Yellow is omnipresent in the architecture as it was the colour of the imperial family, with the notable exception of the library roof which is black, as it represented water and would therefore be useful in case of fire in the library. The palace architecture inspired many more buildings for centuries later, notably through the Qing dynasty.
The complex is now a popular tourist attraction as I found out when I visited during a national holiday, a plan I would not recommend as there were quite literally thousands of visitors on the day I went. There is a national week of holiday in October and many Chinese take this opportunity to visit national sites of importance, such as the Forbidden Palace, the Great Wall of China and the Terracotta Army.
Dynasties of Chinese Emperors, their families, concubines, guards and eunuchs resided in the Inner Court of the Forbidden Palace and the business of ruling the Empire was conducted in the Outer Court.
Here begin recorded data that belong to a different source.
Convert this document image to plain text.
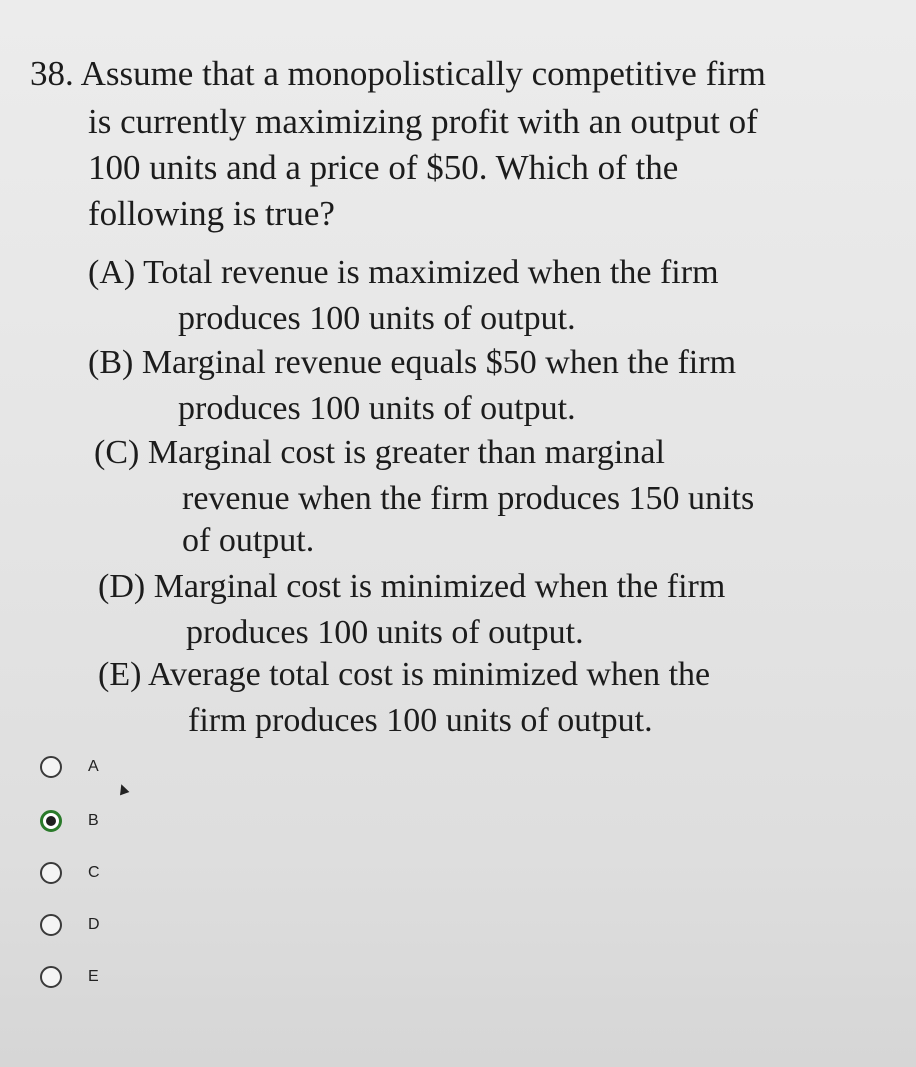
38. Assume that a monopolistically competitive firm
is currently maximizing profit with an output of
100 units and a price of $50. Which of the
following is true?
(A) Total revenue is maximized when the firm
produces 100 units of output.
(B) Marginal revenue equals $50 when the firm
produces 100 units of output.
(C) Marginal cost is greater than marginal
revenue when the firm produces 150 units
of output.
(D) Marginal cost is minimized when the firm
produces 100 units of output.
(E) Average total cost is minimized when the
firm produces 100 units of output.
A
B
C
D
E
It now houses many cultural and historical artefacts, including personal items and written documents.
Gugong 故宫 (Chinese name for the Forbidden Palace) is actually the largest palace complex in the world, covering 74 hectares. It has 10 metre high walls and a 52 metre wide moat to ensure outsiders to not gain access (and most probably also that insiders do not escape). If you want to see what life was like in the palace in pre-modern China, watch the series Empresses in the Palace. It’s on Netflix and don’t be alarmed because although it’s in Mandarin, it does have subtitles and is a pretty good series.
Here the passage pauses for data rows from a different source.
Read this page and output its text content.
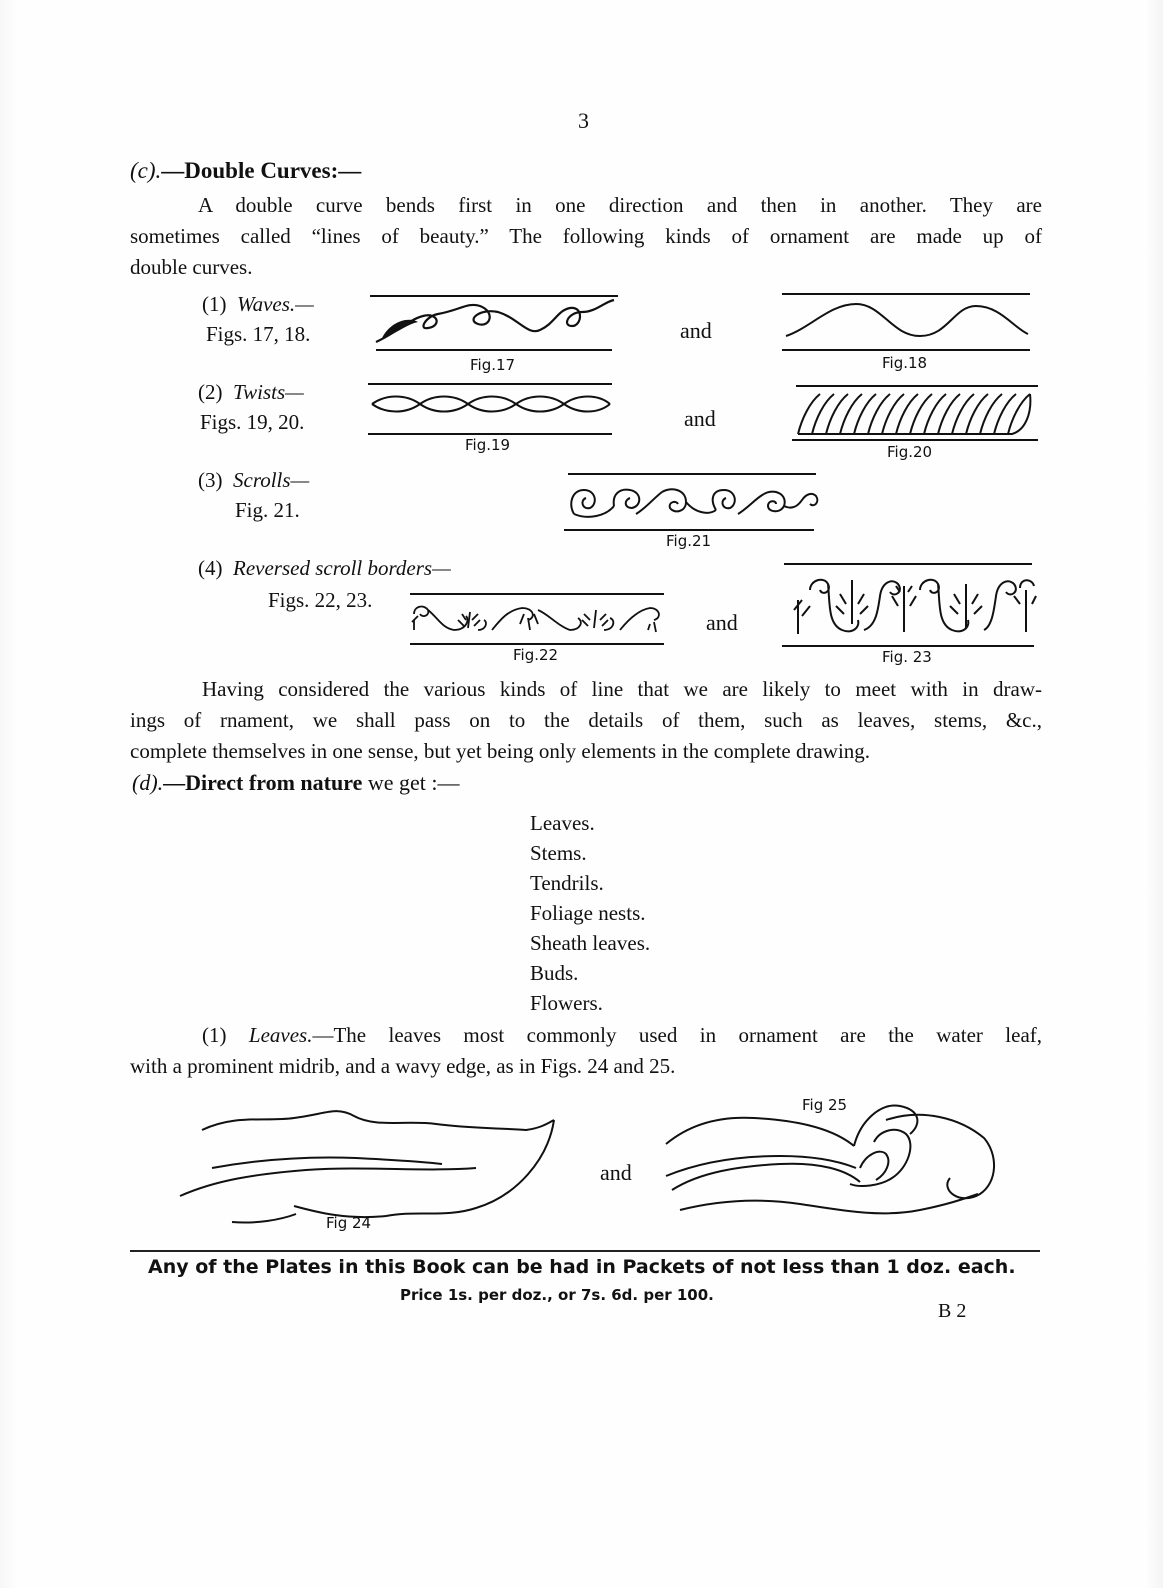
3
(c).—Double Curves:—
A double curve bends first in one direction and then in another. They are
sometimes called “lines of beauty.” The following kinds of ornament are made up of
double curves.
(1) Waves.—
Figs. 17, 18.
Fig.17
and
Fig.18
(2) Twists—
Figs. 19, 20.
Fig.19
and
Fig.20
(3) Scrolls—
Fig. 21.
Fig.21
(4) Reversed scroll borders—
Figs. 22, 23.
Fig.22
and
Fig. 23
Having considered the various kinds of line that we are likely to meet with in draw-
ings of rnament, we shall pass on to the details of them, such as leaves, stems, &c.,
complete themselves in one sense, but yet being only elements in the complete drawing.
(d).—Direct from nature we get :—
Leaves.
Stems.
Tendrils.
Foliage nests.
Sheath leaves.
Buds.
Flowers.
(1) Leaves.—The leaves most commonly used in ornament are the water leaf,
with a prominent midrib, and a wavy edge, as in Figs. 24 and 25.
Fig 24
and
Fig 25
Any of the Plates in this Book can be had in Packets of not less than 1 doz. each.
Price 1s. per doz., or 7s. 6d. per 100.
B 2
The palace has been the site of many historical moments. It was set alight in 1644, captured by Anglo-French armies in the Second Opium War (which if you are interested in learning about, I highly recommend The Opium War by Julia Lovell) and I actually couldn’t help noticing scratches on vases from the 1900 Boxer Rebellion.
Despite minor damages, the Forbidden Palace has been so well preserved throughout the turmoil of twentieth century China as it was classed as heritage and turned into a museum as early as the 1920’s. It was also classed as UNESCO World Cultural Heritage Site in 1987.